People today seem to be triggered by literally anything.
A social media post about a controversial topic? Trigger.
Being told their ex probably isn’t a narcissist? Big trigger.
Listening to a speaker with strong opinions that don’t align with their values? Somebody designate a safe area, quick!
It’s as if anything that threatens a person’s feelings, beliefs, self-image, narrative, or coping mechanisms is being labeled a trigger.
Being challenged
Being pissed off
Being offended
Being held accountable
Apparently, even being triggered can be triggering.
Guys—stop. These are not triggers.
These are normal life experiences that shouldn’t be shaking people’s sense of safety. They should be strengthening their resilience.
That’s not resilience. It’s fragility.
When you treat everything as a trigger and expect people to tiptoe around it, you’re making yourself more fragile and more entitled. The world isn’t going to behave exactly the way you want it to all the time.
You have to adapt to the world instead of waiting on the world to adapt to you.

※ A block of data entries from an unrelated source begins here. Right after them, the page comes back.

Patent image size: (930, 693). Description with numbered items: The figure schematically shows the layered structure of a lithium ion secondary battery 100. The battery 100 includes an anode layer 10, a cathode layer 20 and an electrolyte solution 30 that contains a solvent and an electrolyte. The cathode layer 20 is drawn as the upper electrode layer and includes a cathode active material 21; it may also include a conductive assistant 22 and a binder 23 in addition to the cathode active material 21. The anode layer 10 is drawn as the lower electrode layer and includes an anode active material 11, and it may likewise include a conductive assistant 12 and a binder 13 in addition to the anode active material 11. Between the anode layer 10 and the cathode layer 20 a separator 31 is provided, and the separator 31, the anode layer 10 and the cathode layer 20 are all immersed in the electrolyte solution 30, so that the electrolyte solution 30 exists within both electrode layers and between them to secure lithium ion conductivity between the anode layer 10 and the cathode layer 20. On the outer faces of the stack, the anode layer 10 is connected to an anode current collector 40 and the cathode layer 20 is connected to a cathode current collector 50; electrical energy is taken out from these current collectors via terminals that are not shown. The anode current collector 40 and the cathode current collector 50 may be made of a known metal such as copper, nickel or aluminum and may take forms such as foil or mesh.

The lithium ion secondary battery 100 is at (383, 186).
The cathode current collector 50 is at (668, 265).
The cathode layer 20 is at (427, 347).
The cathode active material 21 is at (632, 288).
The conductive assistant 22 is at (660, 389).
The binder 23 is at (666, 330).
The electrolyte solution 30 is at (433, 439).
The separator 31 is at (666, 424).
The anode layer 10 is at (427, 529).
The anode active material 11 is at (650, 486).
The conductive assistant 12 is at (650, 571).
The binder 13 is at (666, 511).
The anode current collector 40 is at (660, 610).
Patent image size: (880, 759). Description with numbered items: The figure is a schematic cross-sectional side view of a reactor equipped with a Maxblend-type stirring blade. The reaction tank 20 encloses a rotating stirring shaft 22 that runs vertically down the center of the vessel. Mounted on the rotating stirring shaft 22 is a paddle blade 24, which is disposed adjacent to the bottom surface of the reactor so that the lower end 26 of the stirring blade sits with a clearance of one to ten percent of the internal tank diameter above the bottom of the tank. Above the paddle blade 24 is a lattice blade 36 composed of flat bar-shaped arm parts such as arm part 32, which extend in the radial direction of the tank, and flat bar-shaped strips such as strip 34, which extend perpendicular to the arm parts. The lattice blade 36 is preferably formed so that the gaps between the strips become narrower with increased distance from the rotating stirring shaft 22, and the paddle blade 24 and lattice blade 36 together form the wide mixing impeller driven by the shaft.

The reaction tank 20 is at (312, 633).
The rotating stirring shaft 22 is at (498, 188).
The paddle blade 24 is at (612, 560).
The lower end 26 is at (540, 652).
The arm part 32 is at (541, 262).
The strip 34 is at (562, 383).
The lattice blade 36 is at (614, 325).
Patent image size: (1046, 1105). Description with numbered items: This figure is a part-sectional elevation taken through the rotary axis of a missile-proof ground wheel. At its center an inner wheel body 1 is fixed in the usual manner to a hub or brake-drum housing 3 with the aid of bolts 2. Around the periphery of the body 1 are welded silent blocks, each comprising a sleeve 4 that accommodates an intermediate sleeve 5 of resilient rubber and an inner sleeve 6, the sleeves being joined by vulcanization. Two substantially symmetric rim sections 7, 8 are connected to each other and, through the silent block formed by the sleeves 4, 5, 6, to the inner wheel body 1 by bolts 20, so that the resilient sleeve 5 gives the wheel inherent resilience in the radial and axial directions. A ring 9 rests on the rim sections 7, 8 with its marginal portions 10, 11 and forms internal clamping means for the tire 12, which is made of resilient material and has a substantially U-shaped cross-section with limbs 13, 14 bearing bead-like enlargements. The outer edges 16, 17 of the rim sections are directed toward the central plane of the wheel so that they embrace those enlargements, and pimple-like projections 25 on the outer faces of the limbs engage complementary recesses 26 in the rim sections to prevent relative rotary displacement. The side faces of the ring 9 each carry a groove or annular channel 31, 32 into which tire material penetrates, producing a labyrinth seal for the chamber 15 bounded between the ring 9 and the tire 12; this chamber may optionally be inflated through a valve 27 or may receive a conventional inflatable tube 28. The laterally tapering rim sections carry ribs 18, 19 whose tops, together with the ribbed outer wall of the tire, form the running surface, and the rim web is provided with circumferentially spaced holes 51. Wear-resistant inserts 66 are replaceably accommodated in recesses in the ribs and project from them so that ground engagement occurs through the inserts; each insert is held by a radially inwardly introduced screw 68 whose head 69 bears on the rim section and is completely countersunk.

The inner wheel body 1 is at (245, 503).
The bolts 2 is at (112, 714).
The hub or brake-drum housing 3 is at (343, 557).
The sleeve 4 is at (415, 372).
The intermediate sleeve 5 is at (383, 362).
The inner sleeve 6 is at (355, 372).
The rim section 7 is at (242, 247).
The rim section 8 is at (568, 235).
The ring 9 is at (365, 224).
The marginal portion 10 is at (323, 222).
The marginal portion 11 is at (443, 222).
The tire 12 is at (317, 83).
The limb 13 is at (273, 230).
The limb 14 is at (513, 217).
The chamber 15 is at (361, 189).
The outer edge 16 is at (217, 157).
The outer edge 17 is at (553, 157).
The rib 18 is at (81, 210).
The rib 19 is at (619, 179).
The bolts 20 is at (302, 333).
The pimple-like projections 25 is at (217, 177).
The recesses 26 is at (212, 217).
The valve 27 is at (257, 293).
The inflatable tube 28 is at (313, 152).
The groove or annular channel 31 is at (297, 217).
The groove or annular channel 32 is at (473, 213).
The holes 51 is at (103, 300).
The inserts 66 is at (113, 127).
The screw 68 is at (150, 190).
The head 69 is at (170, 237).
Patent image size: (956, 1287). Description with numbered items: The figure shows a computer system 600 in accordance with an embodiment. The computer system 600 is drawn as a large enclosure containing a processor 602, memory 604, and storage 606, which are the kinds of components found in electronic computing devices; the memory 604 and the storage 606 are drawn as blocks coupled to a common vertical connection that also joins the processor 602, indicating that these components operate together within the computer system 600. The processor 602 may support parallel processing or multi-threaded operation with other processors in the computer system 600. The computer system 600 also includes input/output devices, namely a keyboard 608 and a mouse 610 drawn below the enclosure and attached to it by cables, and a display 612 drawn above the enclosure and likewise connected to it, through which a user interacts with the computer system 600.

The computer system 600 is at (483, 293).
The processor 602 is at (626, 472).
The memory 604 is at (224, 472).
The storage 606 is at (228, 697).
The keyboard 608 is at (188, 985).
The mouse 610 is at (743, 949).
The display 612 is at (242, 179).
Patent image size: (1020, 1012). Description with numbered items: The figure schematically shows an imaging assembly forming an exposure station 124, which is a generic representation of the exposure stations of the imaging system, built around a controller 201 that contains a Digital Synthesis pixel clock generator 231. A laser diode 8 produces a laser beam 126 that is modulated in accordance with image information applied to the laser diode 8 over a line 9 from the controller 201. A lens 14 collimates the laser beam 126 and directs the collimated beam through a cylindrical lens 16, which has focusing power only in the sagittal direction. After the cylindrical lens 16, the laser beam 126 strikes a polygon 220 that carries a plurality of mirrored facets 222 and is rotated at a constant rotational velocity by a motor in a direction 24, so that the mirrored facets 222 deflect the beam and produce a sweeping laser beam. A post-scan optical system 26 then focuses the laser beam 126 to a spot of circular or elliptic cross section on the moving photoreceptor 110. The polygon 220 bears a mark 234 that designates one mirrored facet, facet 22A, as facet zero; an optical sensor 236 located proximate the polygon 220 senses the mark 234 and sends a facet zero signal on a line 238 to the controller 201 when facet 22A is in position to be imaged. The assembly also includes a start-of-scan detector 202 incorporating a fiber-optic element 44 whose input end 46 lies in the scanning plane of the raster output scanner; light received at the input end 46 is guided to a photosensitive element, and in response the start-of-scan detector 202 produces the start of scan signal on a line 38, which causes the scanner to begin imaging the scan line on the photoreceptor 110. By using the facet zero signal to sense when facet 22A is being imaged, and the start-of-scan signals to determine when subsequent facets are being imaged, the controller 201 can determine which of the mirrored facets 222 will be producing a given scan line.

A trigger is when something in the present trips a deep, unresolved pain from the past, making you react as if the past were happening again. The reactions feel disproportionate because you’re not reacting to what’s happening now, you’re reacting to what happened then.
This could look like
Getting overly defensive or angry when someone says something mildly dismissive because you grew up in an emotionally dismissive environment.
Lashing out when someone brings up something emotionally uncomfortable that you’ve worked very hard to forget or suppress
Feeling rejected and getting clingy after a minor disagreement because you’ve got a strong fear of abandonment
The problem is that when you’re triggered, it doesn’t feel like you’re reacting to the past.
It feels like you’re reacting to what’s happening right now.
That’s why triggers are so convincing.
The anger feels justified.
The defensiveness feels justified.
The withdrawal feels justified.
The clinginess feels justified.
What makes it hard is that the feelings are real, but the intensity is coming from somewhere else. It’s impossible to untangle how much of it is coming from the past and how much is coming from the present.
Nobody stops and thinks “Ah, here come my old abandonment wounds. Before I react to right now, let me identify how much of the intensity is coming from the past, divvy it up appropriately, and then adjust my reaction to only reflect this moment.”
If our brains could do that, I wouldn’t have much to blog about.
Also, your triggers are your responsibility. You can’t expect people to tiptoe around every painful experience you’ve ever had.
I once had a friend get mad at me while I was going through a pretty painful heartbreak because listening to me was bringing up “pain from her past that she’s worked very hard for many years to suppress.”
How was I supposed to know my pain was stirring up the pain that she’s worked so hard not to feel?
Your unresolved pain doesn’t give you a monopoly on expressing that emotion.
People aren’t mind readers, and they can’t fix your triggers for you.
Having said that…
Don’t be an asshole.
If someone you care about is struggling with some triggers, be mindful of what they are and be patient with them while they work through it. You aren’t responsible for them, but that doesn’t mean you shouldn’t be considerate.
The goal isn’t to avoid your triggers forever. The goal is to understand and heal them enough that they stop hijacking your reactions.
So stop believing every uncomfortable emotion is a problem. Stop treating every painful memory as trauma.
And for the love of God, stop calling everything a trigger.